Nous ne voyons ainsi plus de « gueules cassées » dans notre époque européenne, mais des corps écrasés par le mouvement engagé lors de la création de la Communauté économique européenne fondée en 1957 lors du traité de Rome. Comme le rappelaient Bertrand Delanoë et Dominique Strauss-Kahn, l’ancien patron du FMI, dans une tribune au journal le Monde en 2004 : « En effet, tous les traités européens du passé ont été économiques : le traité de Rome avec l’Union douanière, le commerce, la concurrence ; l’Acte unique avec le grand marché ; le traité de Maastricht avec la monnaie unique ». L’Europe sociale, l’Europe des Nations et l’Europe libérale sont donc les échos lointains d’un grognement vorace : un cerbère à trois têtes rongeant jusqu’à l’os la liberté réelle des peuples.
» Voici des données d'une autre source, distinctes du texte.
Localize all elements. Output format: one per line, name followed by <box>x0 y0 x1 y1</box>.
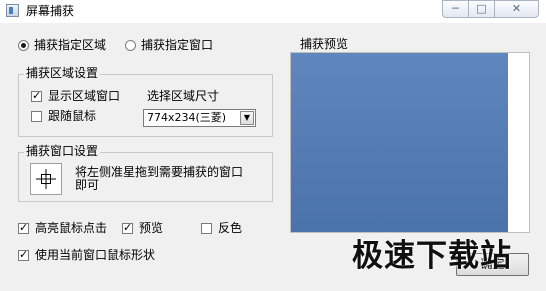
capture-preview-panel <box>290 52 530 233</box>
size-select-label: 选择区域尺寸 <box>147 89 220 103</box>
checkbox-icon <box>201 222 212 234</box>
window-settings-hint: 将左侧准星拖到需要捕获的窗口即可 <box>75 165 244 192</box>
checkbox-icon: ✓ <box>18 220 29 234</box>
show-area-window-label: 显示区域窗口 <box>48 89 121 103</box>
check-icon: ✓ <box>19 247 29 261</box>
window-settings-title: 捕获窗口设置 <box>24 144 101 158</box>
highlight-click-checkbox[interactable]: ✓ 高亮鼠标点击 <box>18 221 107 235</box>
chevron-down-icon[interactable]: ▼ <box>240 111 254 125</box>
follow-mouse-checkbox[interactable]: 跟随鼠标 <box>31 109 96 123</box>
preview-label: 预览 <box>139 221 164 235</box>
radio-capture-window-label: 捕获指定窗口 <box>141 38 214 52</box>
checkbox-icon: ✓ <box>31 88 42 102</box>
radio-unselected-icon <box>125 39 136 51</box>
radio-capture-area[interactable]: 捕获指定区域 <box>18 38 106 52</box>
invert-label: 反色 <box>218 221 243 235</box>
crosshair-drag-handle[interactable] <box>30 163 62 195</box>
maximize-button[interactable]: □ <box>468 0 495 18</box>
use-window-cursor-label: 使用当前窗口鼠标形状 <box>35 248 156 262</box>
check-icon: ✓ <box>123 220 133 234</box>
radio-capture-area-label: 捕获指定区域 <box>34 38 107 52</box>
checkbox-icon <box>31 110 42 122</box>
close-button[interactable]: ✕ <box>494 0 539 18</box>
preview-image <box>291 53 508 232</box>
area-settings-group <box>18 74 273 137</box>
radio-selected-icon <box>18 39 29 51</box>
watermark-logo: 极速下载站 <box>352 238 512 274</box>
minimize-button[interactable]: ─ <box>442 0 469 18</box>
follow-mouse-label: 跟随鼠标 <box>48 109 97 123</box>
title-bar: 屏幕捕获 ─ □ ✕ <box>0 0 546 23</box>
app-window-icon <box>6 4 19 17</box>
radio-capture-window[interactable]: 捕获指定窗口 <box>125 38 213 52</box>
area-settings-title: 捕获区域设置 <box>24 66 101 80</box>
window-title: 屏幕捕获 <box>26 4 75 18</box>
area-size-dropdown[interactable]: 774x234(三菱) ▼ <box>143 109 256 127</box>
area-size-value: 774x234(三菱) <box>147 111 227 124</box>
checkbox-icon: ✓ <box>122 220 133 234</box>
check-icon: ✓ <box>32 88 42 102</box>
preview-checkbox[interactable]: ✓ 预览 <box>122 221 163 235</box>
highlight-click-label: 高亮鼠标点击 <box>35 221 108 235</box>
show-area-window-checkbox[interactable]: ✓ 显示区域窗口 <box>31 89 120 103</box>
invert-checkbox[interactable]: 反色 <box>201 221 242 235</box>
use-window-cursor-checkbox[interactable]: ✓ 使用当前窗口鼠标形状 <box>18 248 155 262</box>
crosshair-icon <box>36 169 56 189</box>
preview-title: 捕获预览 <box>300 37 349 51</box>
check-icon: ✓ <box>19 220 29 234</box>
screen-capture-window: 屏幕捕获 ─ □ ✕ 捕获指定区域 捕获指定窗口 捕获区域设置 ✓ 显示区域窗口… <box>0 0 546 291</box>
checkbox-icon: ✓ <box>18 247 29 261</box>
L’enjeu est bien aujourd’hui de ne pas remettre en cause leur colère légitime, mais de la réorienter vers « les choses qui le méritent », comme le recommandait Aristote. « D’où la colère contre les propagandistes, puisque qu’en répétant inlassablement et par tous les moyens qu’il n’y avait pas d’alternative à l’ordre néolibéral en Europe, et que la dissolution des peuples dans le marché mondial était l’unique horizon de l’Histoire, ils ont précisément travaillé à interdire l’action, ont barré l’avenir, et ont donc condamné les peuples à des vengeances imaginaires. Or le refus d’interpréter la misère sociale et les bouleversements historiques en termes de luttes de classes a toujours conduit à les interpréter en termes de luttes de races », selon les analyses du philosophe français Jean Vioulac, notamment auteur de La logique totalitaire, essai sur la crise de l’Occident. L’urgence est donc aujourd’hui triple : ne pas se laisser bercer par les réformateurs de l’Union européenne tout en ne se laissant pas berner par les critiques purement nationales de l’Europe, pour permettre enfin, juste avant le coup de sifflet final, de marquer le but victorieux de la délivrance des peuples.